Poor Cell Attachment: Ensure that culture vessels are properly coated with extracellular matrix proteins (e.g., collagen, fibronectin) before seeding. Also, avoid over-trypsinization during passaging, as excessive trypsin can damage cell membranes and affect attachment.
Slow Growth or Reduced Viability: Check the freshness and quality of the medium and FBS used. Serum should be heat-inactivated to minimize the risk of viral contamination. Ensure that cells are not over-confluent and are regularly subcultured to maintain active growth.
Contamination: Maintain strict aseptic techniques, including frequent cleaning of the work area and equipment. Use antibiotics judiciously to prevent bacterial or fungal contamination.

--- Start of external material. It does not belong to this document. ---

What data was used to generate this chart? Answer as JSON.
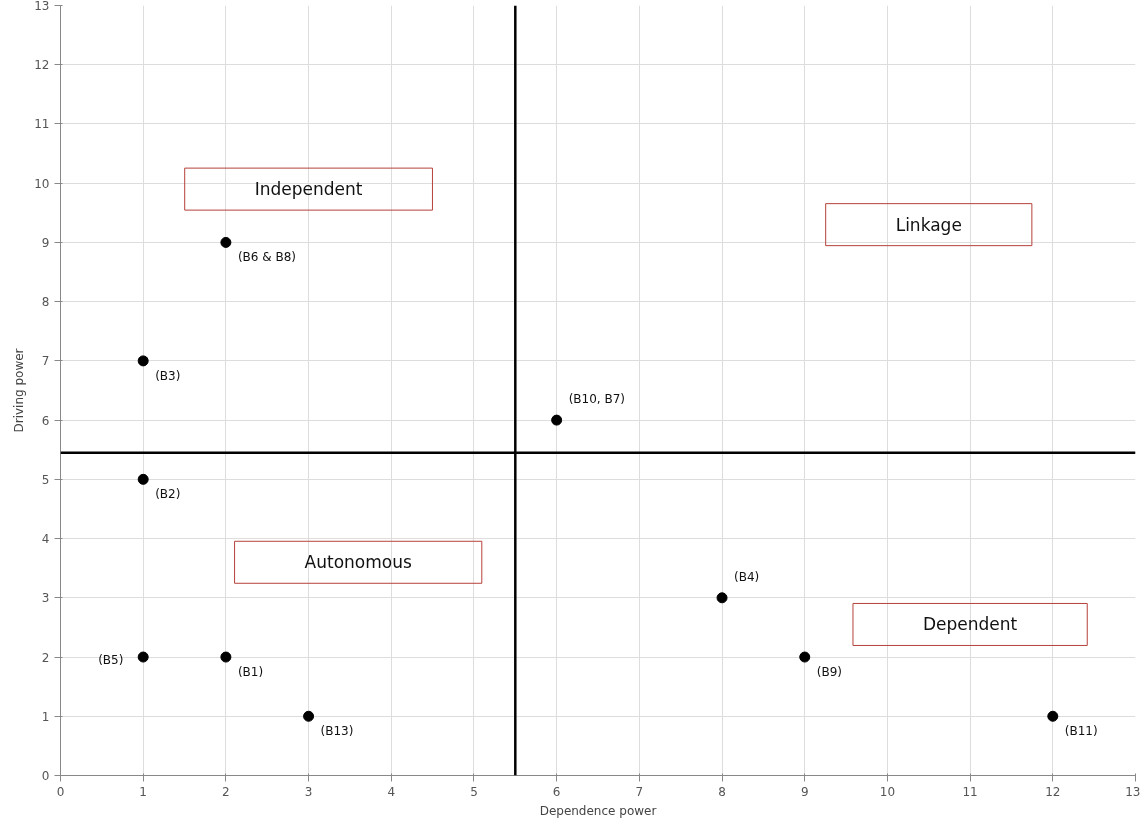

pH Imbalance: Monitor the pH of the medium regularly and adjust if necessary to maintain optimal conditions for cell growth (typically pH 7.2-7.4).
Cryopreservation and Thawing of 59M Cells:
Cryopreservation:
Preparation: Use a freezing medium containing RPMI-1640 supplemented with 10-20% FBS and 10% dimethyl sulfoxide (DMSO). DMSO helps prevent ice crystal formation during freezing, which can damage cells.
Freezing Protocol:
Harvest cells during exponential growth phase.
Resuspend cells in the freezing medium at a concentration of 1-2 million cells per mL.
Transfer aliquots of the cell suspension to cryovials.
Place cryovials in a controlled-rate freezer or a -80°C freezer for slow freezing.
Transfer cryovials to liquid nitrogen for long-term storage (below -130°C).
Thawing:
Thawing Protocol:
Quickly thaw cryovials in a 37°C water bath until only a small ice crystal remains.
Transfer the cell suspension to a tube containing pre-warmed RPMI-1640 medium with FBS (10-20%).
Centrifuge cells at low speed to pellet them, remove the supernatant, and resuspend cells in fresh medium.
Plate cells in culture vessels pre-coated with appropriate matrix proteins and incubate in a 37°C, 5% CO₂ atmosphere.